UK releases secret papers confirming Iraq arms expert's suicide
LONDON - Agence France-Presse | 10/22/2010 12:00:00 AM |
The British government releases secret medical documents confirming that Iraq weapons inspector David Kelly committed suicide by slashing his wrist after doubts were raised over the cause of death.
The British government released secret medical documents Friday confirming that Iraq weapons inspector David Kelly committed suicide by slashing his wrist after doubts were raised over the cause of death.
The Ministry of Justice said it was publishing the papers, which had been classified for 70 years following an official inquiry into his death, "in the interests of maintaining public confidence in the inquiry."
A group of medical experts earlier this year called for a full inquiry into Kelly's death in 2003, arguing that the suicide verdict was unsafe. The incident has also spawned a host of conspiracy theories. In the post-mortem report unveiled publicly for the first time, pathologist Nicholas Hunt wrote that wounds to Kelly's left wrist that severed an artery were "typical of self-inflicted injury."
A toxicology report confirmed that he had taken an overdose of painkillers.
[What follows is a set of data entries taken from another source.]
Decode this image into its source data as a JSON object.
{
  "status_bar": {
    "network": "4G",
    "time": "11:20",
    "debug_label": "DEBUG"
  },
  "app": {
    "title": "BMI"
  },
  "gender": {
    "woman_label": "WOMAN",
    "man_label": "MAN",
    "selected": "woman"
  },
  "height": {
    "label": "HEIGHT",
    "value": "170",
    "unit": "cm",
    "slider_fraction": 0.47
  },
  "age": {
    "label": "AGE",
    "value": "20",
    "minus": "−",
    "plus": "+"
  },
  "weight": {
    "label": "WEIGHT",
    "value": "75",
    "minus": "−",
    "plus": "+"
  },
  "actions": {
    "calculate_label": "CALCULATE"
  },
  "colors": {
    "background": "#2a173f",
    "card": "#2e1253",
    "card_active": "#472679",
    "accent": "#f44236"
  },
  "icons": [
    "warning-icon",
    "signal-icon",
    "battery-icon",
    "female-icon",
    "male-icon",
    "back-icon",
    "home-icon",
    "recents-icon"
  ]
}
The post-mortem report also said there was no evidence that Kelly had been subjected to any kind of assault and no sign that his body had been "dragged or otherwise transported to the location at which his body was found."
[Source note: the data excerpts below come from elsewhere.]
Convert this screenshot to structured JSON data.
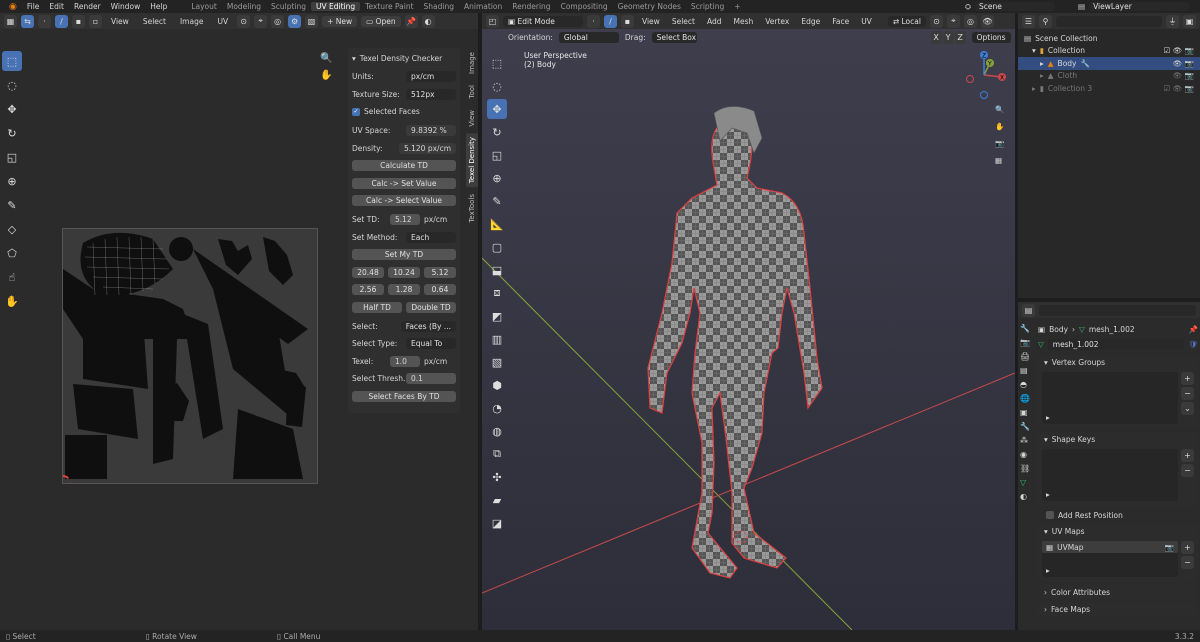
{
  "menubar": {
    "items": [
      "File",
      "Edit",
      "Render",
      "Window",
      "Help"
    ],
    "workspaces": [
      "Layout",
      "Modeling",
      "Sculpting",
      "UV Editing",
      "Texture Paint",
      "Shading",
      "Animation",
      "Rendering",
      "Compositing",
      "Geometry Nodes",
      "Scripting"
    ],
    "active_workspace_index": 3,
    "add_tab": "+",
    "scene": "Scene",
    "view_layer": "ViewLayer"
  },
  "uv_editor": {
    "header_menus": [
      "View",
      "Select",
      "Image",
      "UV"
    ],
    "new_label": "New",
    "open_label": "Open",
    "side_tabs": [
      "Image",
      "Tool",
      "View",
      "Texel Density",
      "TexTools"
    ],
    "active_tab_index": 3
  },
  "texel_panel": {
    "title": "Texel Density Checker",
    "units_label": "Units:",
    "units_value": "px/cm",
    "texture_size_label": "Texture Size:",
    "texture_size_value": "512px",
    "selected_faces_label": "Selected Faces",
    "selected_faces_checked": true,
    "uv_space_label": "UV Space:",
    "uv_space_value": "9.8392 %",
    "density_label": "Density:",
    "density_value": "5.120 px/cm",
    "calculate_td": "Calculate TD",
    "calc_set_value": "Calc -> Set Value",
    "calc_select_value": "Calc -> Select Value",
    "set_td_label": "Set TD:",
    "set_td_value": "5.12",
    "set_td_unit": "px/cm",
    "set_method_label": "Set Method:",
    "set_method_value": "Each",
    "set_my_td": "Set My TD",
    "presets_row1": [
      "20.48",
      "10.24",
      "5.12"
    ],
    "presets_row2": [
      "2.56",
      "1.28",
      "0.64"
    ],
    "half_td": "Half TD",
    "double_td": "Double TD",
    "select_label": "Select:",
    "select_value": "Faces (By ...",
    "select_type_label": "Select Type:",
    "select_type_value": "Equal To",
    "texel_label": "Texel:",
    "texel_value": "1.0",
    "texel_unit": "px/cm",
    "select_thresh_label": "Select Thresh...",
    "select_thresh_value": "0.1",
    "select_faces_by_td": "Select Faces By TD"
  },
  "viewport": {
    "mode": "Edit Mode",
    "header_menus": [
      "View",
      "Select",
      "Add",
      "Mesh",
      "Vertex",
      "Edge",
      "Face",
      "UV"
    ],
    "transform_orientation": "Local",
    "orientation_label": "Orientation:",
    "orientation_value": "Global",
    "drag_label": "Drag:",
    "drag_value": "Select Box",
    "axes": [
      "X",
      "Y",
      "Z"
    ],
    "options_label": "Options",
    "overlay_line1": "User Perspective",
    "overlay_line2": "(2) Body",
    "gizmo_x": "X",
    "gizmo_y": "Y",
    "gizmo_z": "Z"
  },
  "outliner": {
    "rows": [
      {
        "label": "Scene Collection",
        "indent": 0,
        "dim": false,
        "selected": false
      },
      {
        "label": "Collection",
        "indent": 1,
        "dim": false,
        "selected": false
      },
      {
        "label": "Body",
        "indent": 2,
        "dim": false,
        "selected": true
      },
      {
        "label": "Cloth",
        "indent": 2,
        "dim": true,
        "selected": false
      },
      {
        "label": "Collection 3",
        "indent": 1,
        "dim": true,
        "selected": false
      }
    ]
  },
  "properties": {
    "object_name": "Body",
    "mesh_name": "mesh_1.002",
    "mesh_field": "mesh_1.002",
    "vertex_groups": "Vertex Groups",
    "shape_keys": "Shape Keys",
    "add_rest_position": "Add Rest Position",
    "uv_maps": "UV Maps",
    "uvmap_item": "UVMap",
    "color_attributes": "Color Attributes",
    "face_maps": "Face Maps"
  },
  "statusbar": {
    "items": [
      "Select",
      "Rotate View",
      "Call Menu"
    ],
    "version": "3.3.2"
  },
  "colors": {
    "accent": "#4772b3",
    "seam": "#e04040",
    "x_axis": "#c84a4a",
    "y_axis": "#87a13a"
  }
}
"I am publishing these reports in the interests of maintaining public confidence in the inquiry into how Dr. Kelly came by his death," Justice Minister Kenneth Clarke said in a statement. "While I firmly believe that the publication of these documents is in the public interest, I am mindful that the contents may be distressing. I hope that the privacy of Dr. Kelly's family will be respected at this difficult time."
Kelly was found dead in woods near his home in Oxfordshire, southern England, after he was exposed as the source for a BBC story that alleged Blair's government "sexed up" intelligence on Iraqi weapons of mass destruction. The then Lord Chancellor, the government's chief law officer, Charles Falconer, suspended an inquest into the death before an inquiry began, and the inquest was never resumed.
The 2004 inquiry, carried out by Lord Hutton, also concluded that the principal cause of death was the wounds to Kelly's wrists, but Hutton requested that the medical papers should remain classified for 70 years.